While Ksenya was writing, Vera Ignatyevna suggested to her husband that they all go out to the cinema, but Lev Sergeyevich did not like this idea. “What on earth are you thinking of, Vera? The crowds tonight will be terrible. In the first place we won’t be able to get tickets. In the second place, it’s the kind of evening one wants to spend at home.”
“It’s our good fortune to spend all our evenings at home,” retorted Vera Ignatyevna.
“Please don’t start an argument,” snapped Lev Sergeyevich.
“The girl’s bored. She’s used to being with other people all the time. She’s used to being with her friends.”
“Oh, Vera, Vera,” he replied.
Later in the evening they all had tea with cornel jam, and they ate a cake and some pastries. Ksenya enjoyed the cake very much indeed; Vera Ignatyevna felt worried, put her hand on the little girl’s tummy, and shook her head. Soon afterward the girl’s tummy did indeed start to ache. She turned very sullen and stood for a long time by the window, pressing her nose to the cold glass. When the glass became warm, she moved along a little and began to warm another patch of glass with her nose.
Lev Sergeyevich went up to her and asked, “What are you thinking about?”
“Everything,” the girl answered crossly, and went back to squashing her nose into the glass.

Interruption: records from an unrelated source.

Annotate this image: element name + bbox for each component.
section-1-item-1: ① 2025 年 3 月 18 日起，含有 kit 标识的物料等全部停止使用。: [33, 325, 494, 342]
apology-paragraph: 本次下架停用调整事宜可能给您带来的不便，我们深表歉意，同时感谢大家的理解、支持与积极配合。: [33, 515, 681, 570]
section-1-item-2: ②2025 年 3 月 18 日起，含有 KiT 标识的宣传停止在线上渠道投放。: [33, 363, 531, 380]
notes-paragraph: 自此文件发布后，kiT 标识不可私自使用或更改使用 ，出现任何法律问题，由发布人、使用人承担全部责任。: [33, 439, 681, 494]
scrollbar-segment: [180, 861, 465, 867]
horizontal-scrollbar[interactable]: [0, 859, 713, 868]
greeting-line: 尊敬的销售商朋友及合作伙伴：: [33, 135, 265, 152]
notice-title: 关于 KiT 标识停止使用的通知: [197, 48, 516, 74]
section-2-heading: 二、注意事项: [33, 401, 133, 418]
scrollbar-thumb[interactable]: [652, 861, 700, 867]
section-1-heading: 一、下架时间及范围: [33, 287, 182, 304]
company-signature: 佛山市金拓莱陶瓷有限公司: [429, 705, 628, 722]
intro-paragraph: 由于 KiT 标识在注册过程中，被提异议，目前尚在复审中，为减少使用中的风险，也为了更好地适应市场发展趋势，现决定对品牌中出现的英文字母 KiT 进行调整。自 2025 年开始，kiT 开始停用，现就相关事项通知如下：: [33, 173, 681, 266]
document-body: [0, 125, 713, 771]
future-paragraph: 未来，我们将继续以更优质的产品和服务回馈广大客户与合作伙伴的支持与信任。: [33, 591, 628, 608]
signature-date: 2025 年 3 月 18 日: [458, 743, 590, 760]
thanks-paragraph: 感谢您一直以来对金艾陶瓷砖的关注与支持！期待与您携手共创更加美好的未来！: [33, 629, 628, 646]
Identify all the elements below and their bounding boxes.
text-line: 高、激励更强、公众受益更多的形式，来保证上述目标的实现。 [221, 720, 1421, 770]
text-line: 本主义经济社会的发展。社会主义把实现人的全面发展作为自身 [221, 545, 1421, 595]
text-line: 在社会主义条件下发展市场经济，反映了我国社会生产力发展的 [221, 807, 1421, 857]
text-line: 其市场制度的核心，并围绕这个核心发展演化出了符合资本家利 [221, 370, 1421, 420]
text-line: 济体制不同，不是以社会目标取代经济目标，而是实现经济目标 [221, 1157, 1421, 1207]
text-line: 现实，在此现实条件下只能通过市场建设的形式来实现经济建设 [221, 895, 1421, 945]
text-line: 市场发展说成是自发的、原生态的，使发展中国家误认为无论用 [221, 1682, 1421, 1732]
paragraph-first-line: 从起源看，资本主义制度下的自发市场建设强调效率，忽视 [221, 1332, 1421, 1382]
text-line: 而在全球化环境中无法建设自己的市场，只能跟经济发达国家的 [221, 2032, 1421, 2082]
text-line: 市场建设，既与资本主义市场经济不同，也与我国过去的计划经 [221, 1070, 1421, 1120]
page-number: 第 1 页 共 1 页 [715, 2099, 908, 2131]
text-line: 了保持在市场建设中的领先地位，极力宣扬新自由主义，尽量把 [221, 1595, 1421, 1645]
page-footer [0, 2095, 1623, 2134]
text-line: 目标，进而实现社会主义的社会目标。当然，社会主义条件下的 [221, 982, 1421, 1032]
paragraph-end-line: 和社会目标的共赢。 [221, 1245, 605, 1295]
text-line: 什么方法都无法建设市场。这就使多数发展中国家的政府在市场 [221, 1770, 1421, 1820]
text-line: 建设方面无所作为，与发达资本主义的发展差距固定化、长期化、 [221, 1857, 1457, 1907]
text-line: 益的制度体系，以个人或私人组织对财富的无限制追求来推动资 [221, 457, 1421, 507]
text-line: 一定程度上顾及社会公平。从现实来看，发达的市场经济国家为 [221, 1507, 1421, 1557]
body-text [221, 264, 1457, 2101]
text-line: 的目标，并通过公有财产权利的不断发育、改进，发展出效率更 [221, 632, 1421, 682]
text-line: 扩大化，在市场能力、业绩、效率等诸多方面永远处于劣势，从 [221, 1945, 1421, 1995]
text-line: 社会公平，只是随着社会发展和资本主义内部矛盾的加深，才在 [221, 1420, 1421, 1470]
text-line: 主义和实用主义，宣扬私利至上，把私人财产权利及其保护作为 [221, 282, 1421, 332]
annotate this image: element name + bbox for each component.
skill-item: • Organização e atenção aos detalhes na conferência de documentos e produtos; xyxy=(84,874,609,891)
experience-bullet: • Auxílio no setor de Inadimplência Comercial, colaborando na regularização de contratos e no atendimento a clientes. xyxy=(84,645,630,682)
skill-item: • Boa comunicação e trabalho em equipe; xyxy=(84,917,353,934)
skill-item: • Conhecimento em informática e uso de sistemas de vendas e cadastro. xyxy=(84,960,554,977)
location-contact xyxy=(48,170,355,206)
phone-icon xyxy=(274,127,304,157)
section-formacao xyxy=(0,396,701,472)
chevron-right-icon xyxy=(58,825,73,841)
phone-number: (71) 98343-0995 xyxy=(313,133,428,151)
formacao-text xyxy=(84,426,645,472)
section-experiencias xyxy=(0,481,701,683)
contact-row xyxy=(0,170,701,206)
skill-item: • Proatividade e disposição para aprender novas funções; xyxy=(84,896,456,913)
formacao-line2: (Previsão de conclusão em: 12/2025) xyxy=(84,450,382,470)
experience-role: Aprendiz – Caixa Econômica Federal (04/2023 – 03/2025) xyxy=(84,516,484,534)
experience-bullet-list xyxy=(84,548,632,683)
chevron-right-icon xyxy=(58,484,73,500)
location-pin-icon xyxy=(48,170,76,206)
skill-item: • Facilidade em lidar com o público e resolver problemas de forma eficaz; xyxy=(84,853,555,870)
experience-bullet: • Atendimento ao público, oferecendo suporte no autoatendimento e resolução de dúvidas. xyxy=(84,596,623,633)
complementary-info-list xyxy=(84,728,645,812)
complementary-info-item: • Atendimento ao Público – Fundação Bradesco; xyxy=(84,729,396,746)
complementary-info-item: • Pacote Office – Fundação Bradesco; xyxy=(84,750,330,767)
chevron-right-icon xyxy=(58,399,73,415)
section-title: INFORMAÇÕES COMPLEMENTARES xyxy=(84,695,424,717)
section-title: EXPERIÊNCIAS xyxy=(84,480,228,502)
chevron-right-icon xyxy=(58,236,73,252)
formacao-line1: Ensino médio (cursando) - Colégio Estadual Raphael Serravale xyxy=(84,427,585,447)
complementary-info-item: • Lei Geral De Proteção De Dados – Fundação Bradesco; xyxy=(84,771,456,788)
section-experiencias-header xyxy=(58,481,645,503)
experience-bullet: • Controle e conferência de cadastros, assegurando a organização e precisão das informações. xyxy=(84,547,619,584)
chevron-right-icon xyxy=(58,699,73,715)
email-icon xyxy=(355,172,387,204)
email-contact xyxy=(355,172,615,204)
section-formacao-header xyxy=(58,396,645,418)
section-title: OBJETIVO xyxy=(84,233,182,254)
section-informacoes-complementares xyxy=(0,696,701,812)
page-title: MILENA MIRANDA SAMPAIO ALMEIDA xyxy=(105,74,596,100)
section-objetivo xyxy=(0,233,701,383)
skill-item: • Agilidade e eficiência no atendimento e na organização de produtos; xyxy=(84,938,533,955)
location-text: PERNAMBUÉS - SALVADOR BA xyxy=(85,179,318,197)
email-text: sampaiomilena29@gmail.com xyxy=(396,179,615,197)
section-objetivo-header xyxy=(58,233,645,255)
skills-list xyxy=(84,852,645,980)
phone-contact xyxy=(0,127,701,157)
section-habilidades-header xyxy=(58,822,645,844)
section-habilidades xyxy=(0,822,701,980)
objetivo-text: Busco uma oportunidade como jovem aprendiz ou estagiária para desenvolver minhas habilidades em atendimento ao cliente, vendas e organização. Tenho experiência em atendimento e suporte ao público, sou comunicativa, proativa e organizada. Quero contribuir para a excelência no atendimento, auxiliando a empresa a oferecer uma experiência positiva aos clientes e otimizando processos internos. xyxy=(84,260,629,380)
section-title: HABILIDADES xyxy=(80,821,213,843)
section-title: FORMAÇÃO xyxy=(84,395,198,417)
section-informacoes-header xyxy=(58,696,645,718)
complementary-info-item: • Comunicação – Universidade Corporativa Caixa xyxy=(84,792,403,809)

In the orphanage they were probably about to have supper. There hadn’t been time for her to receive her present, and she was sure to be left something boring, like a book about animals. She already had one of those. Still, she’d be able to do a swap. This Auntie Vera was really nice. A pity she wasn’t one of the staff. The girls who’d stayed behind in the orphanage were going to spend all day riding about in a truck. As for herself, she was going to become a pilot and drop a gas bomb on this strange Uncle Lyova...There were some quite big girls out in the yard...they were probably from group seven.
She dozed off on her feet and banged her forehead against the glass.
“Go to bed, Ksenka!” said Vera Ignatyevna.
“I butted the glass just like a ram,” said Ksenya.
Lev Sergeyevich woke up in the night. He put out a hand to touch his wife’s shoulder, but she wasn’t there.
“What’s up? Where’s my darling Verochka?” he thought in alarm.
He could hear a quiet voice coming from the sofa, and sobs.
“Calm down now, you silly thing,” Vera Ignatyevna was saying. “How can I take you back at night? There aren’t any trams, and we’d have to walk all the way across Moscow.”
“I kno-o-o-w,” answered a deep voice, in between sobs. “But he’s so very dismable.”
“Never mind, never mind. He’s kind, he’s good. You can see
I’m
not crying!”
Lev Sergeyevich covered his head with the blanket, so as not to hear any more. Pretending he was asleep, he began quietly snoring.